In order for us to have rest in our homes and in our lives, we must seek that rest, and if we are to seek it, we must value it. Just like Naomi saw rest for Ruth as a necessity, even to the point of telling her to do something that women almost never did, we, too, must so prioritize a life of rest, stability and peace that we will do whatever we can legitimately do to obtain it. And of course, we must pray for it.


Stability is much preferred over instability. Orderly, peaceful lives where we can establish positive, godly, pleasant routines and relationships make for fruitfulness and contentment. Such a life is worth the price (or prices) we must pay. Discipline, hard work, conservative financial practices, biting our tongue when we want to lash out, allowing ourselves to be inconvenienced by the wants and needs of our loved ones, healthy eating, exercise, living responsibly, acting prudently – all these are a part of the price for stability and a life of rest and security. They do not guarantee that we will not have some painful and scary seasons arising in our lives. But they make it far more likely that those times will be temporary, and that the majority of our days will not be filled with dramas and crises. We do our best to control what we can, and we trust God with the rest.


Security of the Soul


Up until now we have been looking at rest and security in a physical sense, but the ultimate rest goes much deeper than this. All of us live in a state of spiritual unrest until we find our rest in Jesus Christ, who tells us: "Come to Me, all you who labor and are heavy laden, and I will give you rest." (Matthew 11:28).

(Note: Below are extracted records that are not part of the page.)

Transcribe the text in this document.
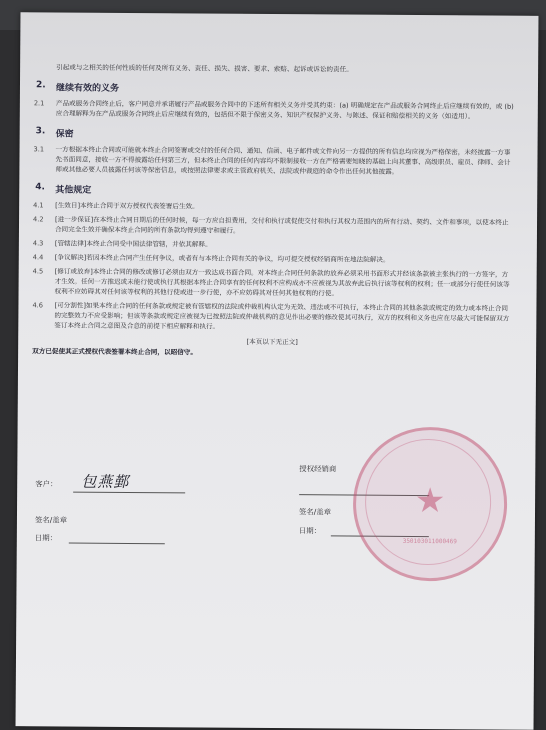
引起或与之相关的任何性质的任何及所有义务、责任、损失、损害、要求、索赔、起诉或诉讼的责任。

2. 继续有效的义务
2.1	产品或服务合同终止后，客户同意并承诺履行产品或服务合同中的下述所有相关义务并受其约束：(a) 明确规定在产品或服务合同终止后应继续有效的，或 (b) 应合理解释为在产品或服务合同终止后应继续有效的，包括但不限于保密义务、知识产权保护义务、与陈述、保证和赔偿相关的义务（如适用）。

3. 保密
3.1	一方根据本终止合同或可能就本终止合同签署或交付的任何合同、通知、信函、电子邮件或文件向另一方提供的所有信息均应视为严格保密，未经披露一方事先书面同意，接收一方不得披露给任何第三方，但本终止合同的任何内容均不限制接收一方在严格需要知晓的基础上向其董事、高级职员、雇员、律师、会计师或其他必要人员披露任何该等保密信息，或按照法律要求或主管政府机关、法院或仲裁庭的命令作出任何其他披露。

4. 其他规定
4.1	[生效日]本终止合同于双方授权代表签署后生效。

4.2	[进一步保证]在本终止合同日期后的任何时候，每一方应自担费用，交付和执行或促使交付和执行其权力范围内的所有行动、契约、文件和事项，以使本终止合同完全生效并确保本终止合同的所有条款均得到遵守和履行。

4.3	[管辖法律]本终止合同受中国法律管辖，并依其解释。

4.4	[争议解决]若因本终止合同产生任何争议，或者有与本终止合同有关的争议，均可提交授权经销商所在地法院解决。

4.5	[修订或放弃]本终止合同的修改或修订必须由双方一致达成书面合同。对本终止合同任何条款的放弃必须采用书面形式并经该条款被主张执行的一方签字，方才生效。任何一方推迟或未能行使或执行其根据本终止合同享有的任何权利不应构成亦不应被视为其放弃此后执行该等权利的权利；任一或部分行使任何该等权利不应妨碍其对任何该等权利的其他行使或进一步行使，亦不应妨碍其对任何其他权利的行使。

4.6	[可分割性]如果本终止合同的任何条款或规定被有管辖权的法院或仲裁机构认定为无效、违法或不可执行，本终止合同的其他条款或规定的效力或本终止合同的完整效力不应受影响；但该等条款或规定应被视为已按照法院或仲裁机构的意见作出必要的修改使其可执行，双方的权利和义务也应在尽最大可能保留双方签订本终止合同之意图及合意的前提下相应解释和执行。

[本页以下无正文]

双方已促使其正式授权代表签署本终止合同，以昭信守。

客户： 包燕鄞
签名/盖章
日期：
授权经销商
签名/盖章
日期：
★
350103011000469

No matter how well-organized your life, no matter how financially secure you are, regardless of how responsibly you live, if you have not come running to Jesus Christ for the saving of your soul, you are living in a precarious position. And even though you may not consciously recognize your danger, your spirit will know it, and you will experience a strange uneasiness throughout your life. If you fill your days with noise and excitement and fun and a quest for money, you may be able to drown out and override this uneasiness most of the time, but in your quiet moments it will return. As good as things are with you, as carefully as you have been in planning and organizing every detail of your life, something is not quite right.

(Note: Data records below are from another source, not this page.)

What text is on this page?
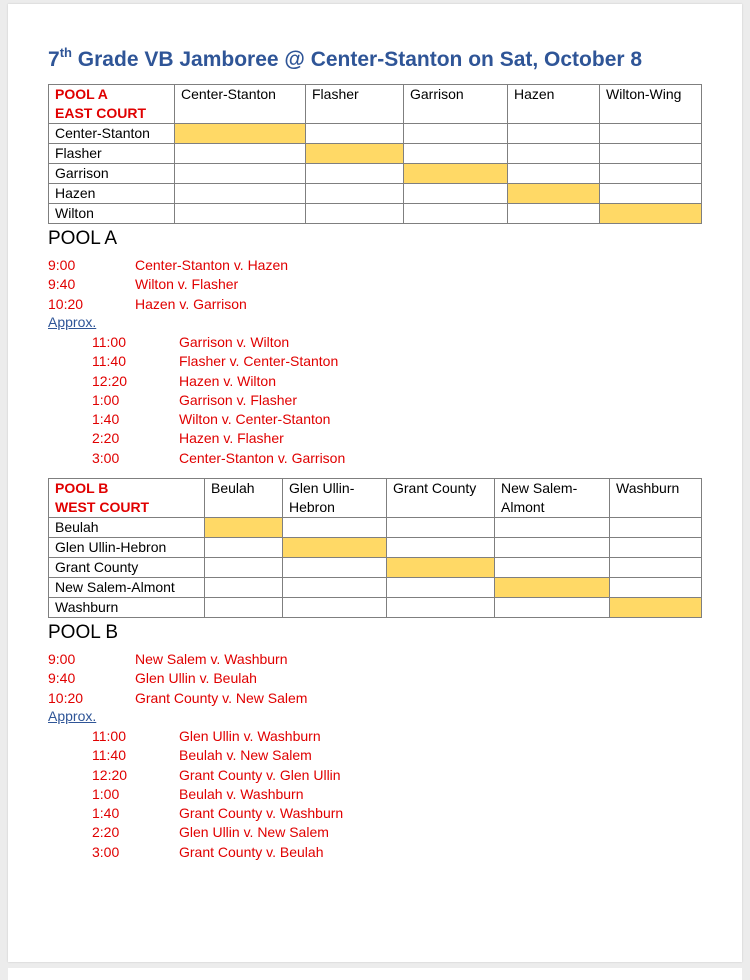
7th Grade VB Jamboree @ Center-Stanton on Sat, October 8
POOL A
EAST COURT	Center-Stanton	Flasher	Garrison	Hazen	Wilton-Wing
Center-Stanton					
Flasher					
Garrison					
Hazen					
Wilton					
POOL A
9:00	Center-Stanton v. Hazen
9:40	Wilton v. Flasher
10:20	Hazen v. Garrison
Approx.
11:00	Garrison v. Wilton
11:40	Flasher v. Center-Stanton
12:20	Hazen v. Wilton
1:00	Garrison v. Flasher
1:40	Wilton v. Center-Stanton
2:20	Hazen v. Flasher
3:00	Center-Stanton v. Garrison
POOL B
WEST COURT	Beulah	Glen Ullin-
Hebron	Grant County	New Salem-
Almont	Washburn
Beulah					
Glen Ullin-Hebron					
Grant County					
New Salem-Almont					
Washburn					
POOL B
9:00	New Salem v. Washburn
9:40	Glen Ullin v. Beulah
10:20	Grant County v. New Salem
Approx.
11:00	Glen Ullin v. Washburn
11:40	Beulah v. New Salem
12:20	Grant County v. Glen Ullin
1:00	Beulah v. Washburn
1:40	Grant County v. Washburn
2:20	Glen Ullin v. New Salem
3:00	Grant County v. Beulah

And of course, that is precisely the case. You are still living in a sinful and selfish state. You are outside of Christ and without hope. You may have rest and security in the physical realm, but in the spiritual realm there is turmoil. To use Biblical terms, you are "without God and without hope;" you are "children of wrath" and "vessels for dishonor." The good news is that all of this can be changed in an instant. You can be transformed from vessels of wrath to vessels of mercy, from sons of disobedience to children of the Heavenly Father, destined to live forever with God in heaven.

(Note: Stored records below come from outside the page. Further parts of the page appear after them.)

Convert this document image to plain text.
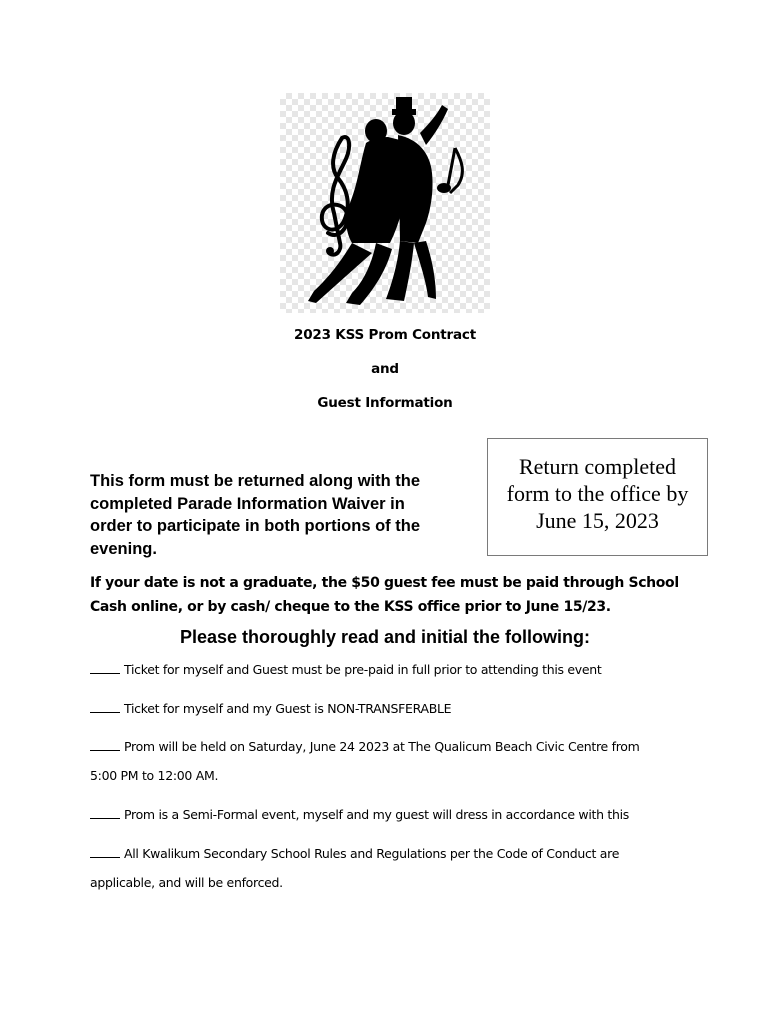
2023 KSS Prom Contract
and
Guest Information
Return completed
form to the office by
June 15, 2023
This form must be returned along with the
completed Parade Information Waiver in
order to participate in both portions of the
evening.
If your date is not a graduate, the $50 guest fee must be paid through School
Cash online, or by cash/ cheque to the KSS office prior to June 15/23.
Please thoroughly read and initial the following:
Ticket for myself and Guest must be pre-paid in full prior to attending this event
Ticket for myself and my Guest is NON-TRANSFERABLE
Prom will be held on Saturday, June 24 2023 at The Qualicum Beach Civic Centre from
5:00 PM to 12:00 AM.
Prom is a Semi-Formal event, myself and my guest will dress in accordance with this
All Kwalikum Secondary School Rules and Regulations per the Code of Conduct are
applicable, and will be enforced.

Here is the ultimate rest; this is the security of the soul, that place of dwelling in the secret place of the Most High, abiding under the shadow of the Almighty. It comes through Jesus, as a result of His death on the cross for our sins and His resurrection three days later. As the old hymn declares: "Perfect submission, all is at rest. I in my Savior am happy and blessed," and that rest endures forever. Run to Jesus, believe on Him, and receive eternal life – and rest.